%0 Journal Article %T Fine-tuning large language models for rare disease concept normalization. %A Wang A %A Liu C %A Yang J %A Weng C %J J Am Med Inform Assoc %V 31 %N 9 %D 2024 Sep 1 %M 38829731 %F 7.942 %R 10.1093/jamia/ocae133 %X OBJECTIVE: We aim to develop a novel method for rare disease concept normalization by fine-tuning Llama 2, an open-source large language model (LLM), using a domain-specific corpus sourced from the Human Phenotype Ontology (HPO).
METHODS: We developed an in-house template-based script to generate two corpora for fine-tuning. The first (NAME) contains standardized HPO names, sourced from the HPO vocabularies, along with their corresponding identifiers. The second (NAME+SYN) includes HPO names and half of the concept's synonyms as well as identifiers. Subsequently, we fine-tuned Llama 2 (Llama2-7B) for each sentence set and conducted an evaluation using a range of sentence prompts and various phenotype terms.
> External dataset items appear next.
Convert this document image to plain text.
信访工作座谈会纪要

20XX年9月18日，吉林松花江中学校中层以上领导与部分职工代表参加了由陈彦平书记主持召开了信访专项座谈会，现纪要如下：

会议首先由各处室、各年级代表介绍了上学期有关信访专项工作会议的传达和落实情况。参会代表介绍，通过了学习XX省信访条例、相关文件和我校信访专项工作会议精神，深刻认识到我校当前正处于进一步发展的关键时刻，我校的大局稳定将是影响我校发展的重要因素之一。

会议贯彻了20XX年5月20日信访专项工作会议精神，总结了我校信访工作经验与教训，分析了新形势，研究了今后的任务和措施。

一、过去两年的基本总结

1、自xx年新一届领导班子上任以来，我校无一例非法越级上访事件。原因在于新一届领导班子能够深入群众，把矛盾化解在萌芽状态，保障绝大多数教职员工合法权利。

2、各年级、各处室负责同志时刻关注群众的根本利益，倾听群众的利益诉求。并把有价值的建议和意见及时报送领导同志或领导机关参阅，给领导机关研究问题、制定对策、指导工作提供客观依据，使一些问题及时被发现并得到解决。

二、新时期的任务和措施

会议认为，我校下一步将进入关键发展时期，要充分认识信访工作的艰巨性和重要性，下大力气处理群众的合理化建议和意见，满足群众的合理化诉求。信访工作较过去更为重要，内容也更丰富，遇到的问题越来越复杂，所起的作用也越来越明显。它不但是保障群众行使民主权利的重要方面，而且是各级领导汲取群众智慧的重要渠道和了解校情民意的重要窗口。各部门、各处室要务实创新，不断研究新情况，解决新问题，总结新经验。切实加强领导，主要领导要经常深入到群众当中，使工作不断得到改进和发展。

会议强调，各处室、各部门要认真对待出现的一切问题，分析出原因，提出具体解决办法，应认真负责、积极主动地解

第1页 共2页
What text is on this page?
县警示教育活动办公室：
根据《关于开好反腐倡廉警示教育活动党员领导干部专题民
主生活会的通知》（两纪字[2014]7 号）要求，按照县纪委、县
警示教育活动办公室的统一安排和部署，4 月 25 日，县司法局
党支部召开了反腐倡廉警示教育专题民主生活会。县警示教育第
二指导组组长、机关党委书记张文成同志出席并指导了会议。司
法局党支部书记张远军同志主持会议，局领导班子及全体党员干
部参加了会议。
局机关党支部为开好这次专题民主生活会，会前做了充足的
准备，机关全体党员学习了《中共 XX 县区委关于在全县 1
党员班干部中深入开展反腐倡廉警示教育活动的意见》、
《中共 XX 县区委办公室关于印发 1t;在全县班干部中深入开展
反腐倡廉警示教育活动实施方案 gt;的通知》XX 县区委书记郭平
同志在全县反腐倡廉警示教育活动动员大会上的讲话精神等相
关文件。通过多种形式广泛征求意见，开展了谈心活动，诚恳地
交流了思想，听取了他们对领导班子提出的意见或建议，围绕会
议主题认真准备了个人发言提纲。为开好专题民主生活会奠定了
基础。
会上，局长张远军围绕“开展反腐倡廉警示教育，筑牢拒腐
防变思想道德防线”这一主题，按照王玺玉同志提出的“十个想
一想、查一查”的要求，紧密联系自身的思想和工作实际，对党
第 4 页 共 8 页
RESULTS: When the phenotype terms for normalization were included in the fine-tuning corpora, both models demonstrated nearly perfect performance, averaging over 99% accuracy. In comparison, ChatGPT-3.5 has only ∼20% accuracy in identifying HPO IDs for phenotype terms. When single-character typos were introduced in the phenotype terms, the accuracy of NAME and NAME+SYN is 10.2% and 36.1%, respectively, but increases to 61.8% (NAME+SYN) with additional typo-specific fine-tuning. For terms sourced from HPO vocabularies as unseen synonyms, the NAME model achieved 11.2% accuracy, while the NAME+SYN model achieved 92.7% accuracy.
CONCLUSIONS: Our fine-tuned models demonstrate ability to normalize phenotype terms unseen in the fine-tuning corpus, including misspellings, synonyms, terms from other ontologies, and laymen's terms. Our approach provides a solution for the use of LLMs to identify named medical entities from clinical narratives, while successfully normalizing them to standard concepts in a controlled vocabulary.